Nach der Heirat mit Jakob Laßnig, der eine Backstube in Klagenfurt besaß, kann sie ihrer Tochter eine Familie bieten, wenn auch wenig Geborgenheit. Ihre Mutter, eine zugleich starke und labile Frau, sollte bis zu ihrem Tod Lassnigs wichtigste Bezugsperson bleiben, eine intensive, aber ambivalente Beziehung.
Der Umzug von der Bauernkeusche in die Klosterschule ist ein Schock. Von dem Selbstbild der dicken, dummen, ausgeschlossenen Riedi konnte sich Lassnig nie mehr ganz befreien, obwohl sie eine gute Schülerin war, die, wie Fotos beweisen, zu einer hübschen Frau heranwächst. In ihren späteren Selbstporträts wird sie sich konsequent verhässlichen. Erst in der antikatholischen Wandervogel-Bewegung findet sie Freunde.
Lassnigs Weltsicht und Selbstbild sind geprägt von einer extremen Form der Sensibilität. Lärm, Geruch, Druck, alles nahm sie ohne Filter wahr. Im Alltag war das ein Handicap, aber die Voraussetzung für ihre spätere Body-Awareness-Kunst, die den Körper nicht abbildet, sondern Gefühle in Form und Farbe zu übersetzen versucht. Wie bei vielen Hochsensiblen verbindet sich bei ihr eine naive Weltfremdheit mit Misstrauen, eine große Anpassungsfähigkeit mit der Unfähigkeit, Kompromisse einzugehen.
Trotz ihres komplizierten Charakters besitzt die Künstlerin ein Talent zu Freundschaften, die sie aber wegen Lappalien abrupt beenden kann, was mit zunehmendem Alter extreme Formen annimmt, mit paranoiden und autistischen Zügen.
Ich als Zitrone
Die schon als Kind zeichnerisch begabte 21-Jährige beginnt ihr Studium der Malerei 1940 in Wien, eine ehrgeizige Studentin, angepasst auch gegenüber dem NS-Regime, für das sie sich aber nicht engagiert und von dem sie sich nach dem Krieg rasch distanziert. Von ihren Professoren lernt sie malen, aber nichts über die Moderne. Schon damals gilt ihr künstlerisches Interesse der Farbwahrnehmung. Lassnig wird es, nachdem sie nach Kriegsende die Moderne in atemberaubenden Tempo durchexerziert hat, ablehnen, an einem erfolgreichen Stil festzuhalten wie viele ihrer Künstlerkollegen. Sie zieht es vor, sich ständig neu zu erfinden, ein Grund für die Vielfalt ihres Gesamtwerks.

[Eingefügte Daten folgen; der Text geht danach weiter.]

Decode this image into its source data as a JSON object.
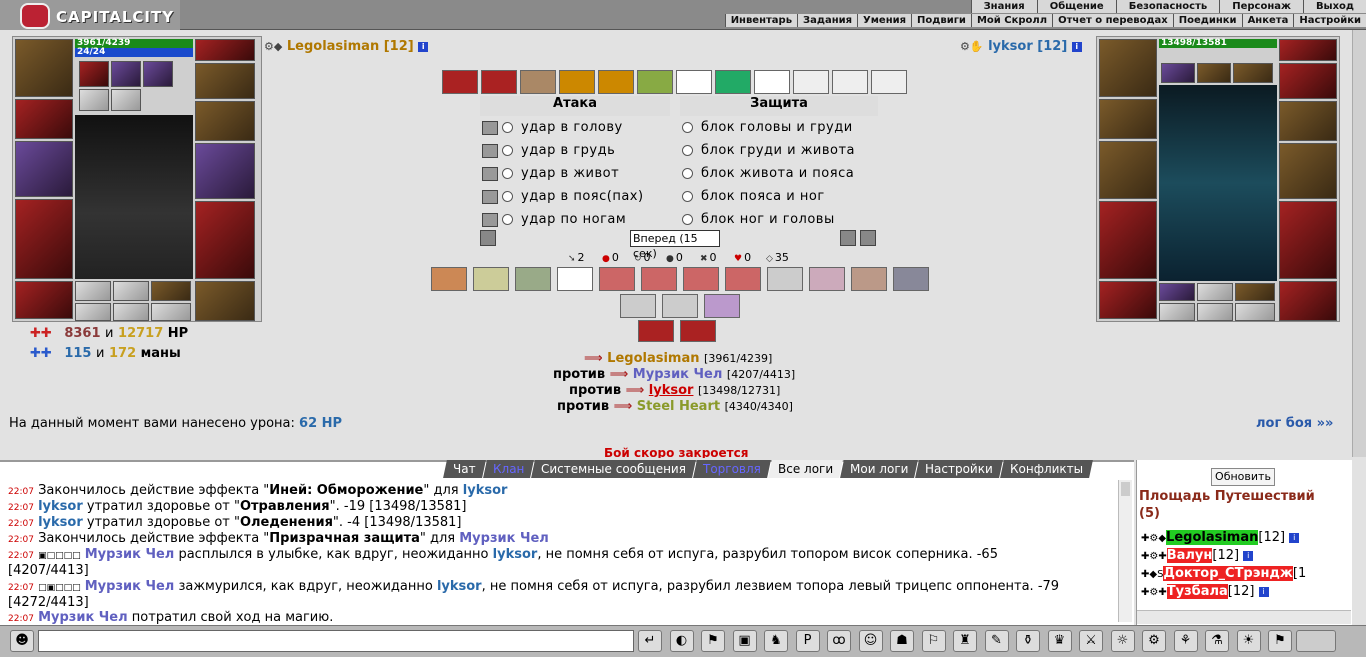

Ihr Hauptstudienobjekt ist von Anfang an sie selbst. Die Malerin stellt sich ohne Eitelkeit dar: als Zitrone, Knödel, Monster, Phallus, Fußballspielerin oder Prophetin, zwischen Schmerzensfrau und Comic, mit zunehmendem Witz, der sie von so mancher feministischen Kunst unterschied, die sich in der Opferrolle gefiel.
Zu Männern hat Lassnig ein gutes Verhältnis, mehr als zu Frauen, sie verliebt sich schnell und hat bis ins hohe Alter Verehrer, aber ihre Beziehungen zeigen ein Muster: deutlich jüngere Liebhaber und ambivalente Gefühle zwischen Bedürftigkeit und Autonomiestreben sowie eine berechtigte Angst vor der Ehe und Mutterschaft, die in dieser Zeit das Ende der Karriere bedeuten. Zu ihren Liebesbeziehungen gehören etwa der zehn Jahre jüngere Maler Arnulf Rainer, dessen raschen Ruhm sie schwer verwindet, oder der Autor Oswald Wiener, mit dem sie zeitlebens befreundet bleibt. „Illusion von den versäumten Heiraten“ (1997), „Illusion von der versäumten Mutterschaft“ (1998) heißen melancholisch-ironische Werke der knapp 80-Jährigen.
Frau unter Männern
Die Kunstwelt der Nachkriegszeit ist eine Männerwelt. Lassnig lehnt es stets ab, ins Frauenkunst-Eck gestellt zu werden. Von ihren Zeichentrickfilmarbeiten im Künstlerinnen-Kollektiv Women/Artist/Filmmakers in New York abgesehen wird sie auch nie dezidiert feministisch arbeiten. „Ich glaube, wenn man eine nachdenkliche Frau ist, ist Feminismus nicht zu vermeiden“, sagt sie dennoch ein Jahr vor ihrem Tod in einem Interview.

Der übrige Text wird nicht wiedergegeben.